One of the most essential things to understand in natural footwear design is a term known as drop. In fact, we could argue that zero-drop is the whole point of wearing minimalist shoes.

At its most basic, shoe drop is the differential in height from the heel to the forefoot. It ranges from a drop of zero, like most Lems shoes and boots, to upwards of 12 millimeters in traditional running shoes, to astounding heel-to-toe variances in high heels such as stilettos.

DIFFERENCE BETWEEN DROP & STACK HEIGHT

Many people confuse drop with other shoe design elements like stack height. The latter is a measure of cushioning height inside a shoe. Adding to the confusion, zero-drop shoes can be made with no, low or high cushion. In fact, some super-cushy “maximal” running shoes actually have very little or no drop above the stack height.

Lems, for example, prefers next to nothing in the cushion department, because a combination of zero-drop and minimal stack height places the foot as close to the earth as possible, where it was designed to stride.

“I have tested barefoot, minimal, and maximal running, and many, many different shoes. I have dissected shoes and thought about how the big companies went wrong,” says Lems founder and designer Andrew Rademacher.

“I continue to learn every day. The truth is that there is no perfect shoe for everyone, and for that matter, anyone. But today we can get much closer to the optimal shoe for each person and each activity that we decide to do.”

Heel to Toe Drop

DROP IMPACTS THE WHOLE BODY

Drop is how far the rear of foot is elevated above the front. It is most dramatic in high-heeled shoes and many of the tall and narrow footwear fashions that have dominated American and European cultures for centuries.
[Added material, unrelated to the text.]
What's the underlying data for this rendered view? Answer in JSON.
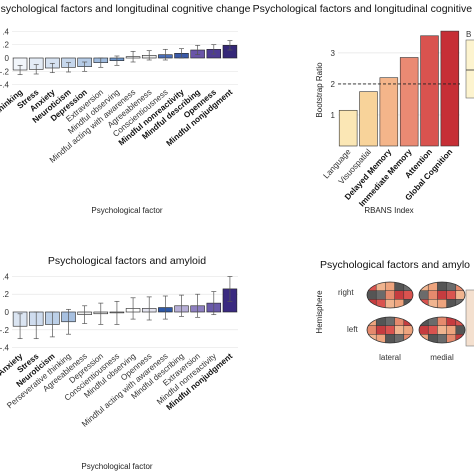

We continue to want to make ourselves look taller through our shoes. But that’s leading to all kinds of health issues. If you imagine that wearing high heels is like standing on your tiptoes all day, it’s pretty clear that this is not natural.

Not only is this angle damaging your feet, but it also affecting your entire body alignment. Many of our aches and pains are tied to spine alignment or posture, and wearing high-drop shoes is throwing us way out of whack.

There is vast research to support that the more drop a shoe has, the more it pushes the body into a forward-leaning position. This puts extra stress on certain joints, especially the ankles, ball of the foot and calf muscles.

Getting our bodies back to the way they first moved—barefoot—is the only long-term fix for many of the health concerns we face. We can spend tons of money on different shoes touted to “correct” alignment or custom orthotics, but those are essentially big Band-Aids for our feet.

The most natural way we can walk while still having our feet protected is in zero-drop shoes, where the heel and forefoot are level and balanced for our spine.

“Our ankles are designed to be in this zero-drop position, so when you add any heel to a shoe it puts the ankle at a higher angle and immediately the ankle joint is out of alignment,” says Rademacher.

But the damage doesn’t stop at the ankles.

IMBALANCE RADIATES THROUGHOUT SPINE

Shoes with even the slightest measure of drop start to throw a variety of joints out of alignment. Remember, these joints were first meant to move the body while barefoot, flat on the earth.

Walking might sound simple. But the human gait involves half of the body’s 650 muscles and 200 bones, along with a large share of the joints and ligaments, according to Dr. William A. Rossi, who explores this issue in-depth in his article “Why Shoes Make ‘Normal’ Gait Impossible.”

Heel to Toe Shoe Drop

In a shoe with drop the toes are more pointed, and there’s more tension on the front part of knee and less on back,” Rademacher explains. “This changes muscles and tendons and also causes you to stick your butt out and arch your back. It also leads to IT band issues and ultimately works its way up the whole spine.”

The same holds true for low back pain. It could very likely be related to your body’s core platform—your feet—and what shoes you are putting them in.

THE ANGLE OF DECLINE

It’s hard to imagine that a few millimeters difference between the rear and front of your foot could make that much difference. But it does.

Maybe an analogy will help. When a shoe puts your heel into a lifted position, your foot is now perched at around a 20-percent grade. That’s the descending angle from your heel to your foot. Now compare walking at that decline to driving a car down a steep hill.

Experts suggest that anything more than an 8 percent downhill grade becomes dangerous, because there’s that much more weight on the front part of the vehicle. It’s loaded and unbalanced. You’ve got to hold the brakes hard.

In a high-heeled shoe you are standing and moving at more than double that grade. Now imagine hiking down steep terrain in that same shoe. If the terrain itself is a 20-percent grade and your shoe is a 20-percent grade, you are in effect doubling the force with which you land on the front of the foot, while also forcing the toes and forefoot unnaturally into the toe box of the shoe. Ouch.